Another popular but ostensibly unlikely source of religious themes is unwrapped in Noise and Spirit: The Religious and Spiritual Sensibilities of Rap Music (NYU Press, Nov.) edited by Anthony Pinn, religious studies professor at Macalester College in St. Paul, Minn. Essays by a variety of authors scour rap and hip-hop's forceful prophetic voices for elements of African-American religious traditions from dominant Christianity to Islam and Rastafarianism. "Work in African-American studies is almost a model for many of us who want to think about kinds and forms of religious expression that appear in the popular realm but speak to deeper values," says Emory scholar Laderman
Beyond Entertainment
Other new books draw a bead on popular practices or topics outside the entertainment realm. Boston University religion professor Stephen Prothero sweeps over the whole American understanding of Jesus Christ in the ambitious cultural history American Jesus: How the Son of God Became a National Icon (Farrar, Straus & Giroux, Dec.; starred PW review, Oct. 13).
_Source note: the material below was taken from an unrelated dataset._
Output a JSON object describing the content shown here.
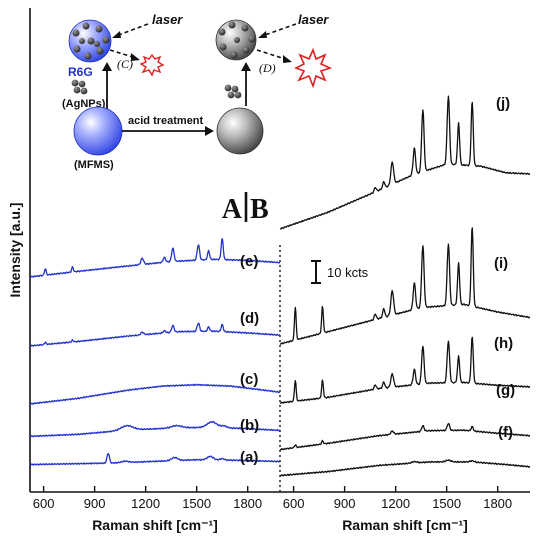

FSG is more closely associated with matters literary than theological, although it does publish the backlist of Flannery O'Connor and Thomas Merton and others with literary reputations; the house recently brought out the well-reviewed The Life You Save May Be Your Own: An American Pilgrimage by FSG editor Paul Elie (Apr.). "We don't do religious books, but American Jesus falls under cultural studies more than religion," explains Elisabeth Calamari, FSG publicity director. "We come in the side door, so to speak."
Sports has long been acknowledged as an arena where idols can be worshipped and ritual enjoyed. Capitalizing on the 2004 setting of the Olympics in their historic birthplace of Greece, cultural historian and filmmaker Phil Cousineau analyzes mythic and spiritual aspects of the classic world sports games. The Olympic Odyssey: Rekindling the True Spirit of the Great Games (Quest, Nov.) presents stories behind well-known Olympic events and champions in examining human excellence and striving.
The whole cultural enchilada provides a feast of religious significance in several broad-ranging fall titles. A Matrix of Meanings: Finding God in Pop Culture by Craig Detweiler and Barry Taylor (Baker Academic, Nov.) is a guide to decoding film, music, fashion, art and other cultural expressions by two Hollywood insiders—a screenwriter and music producer—who are also Fuller Theological Seminary graduates. From the San Francisco epicenter of the countercultural quake that shook social and religious traditions, veteran religion journalist Don Lattin looks at the legacy of the '60s in American culture in Following Our Bliss: How the Spiritual Ideals of the Sixties Shape America Today (Harper San Francisco, Oct.) Another look at the '60s from a religion journalist is Knocking on Heaven's Door: American Religion in the Age of Counterculture by Mark Oppenheimer (Yale Univ. Press, Oct.), which examines the interplay between mainstream religion and countercultural influence.
What's next? Besides churches, temples and synagogues, people flock to concerts, films, sporting events, even NASCAR for cultural rituals Emory scholar Laderman says the field of religious studies is undergoing a healthy rejuvenation as its scope grows. "The big question for me is, 'What counts as religion?' " he asks. "More and more counts."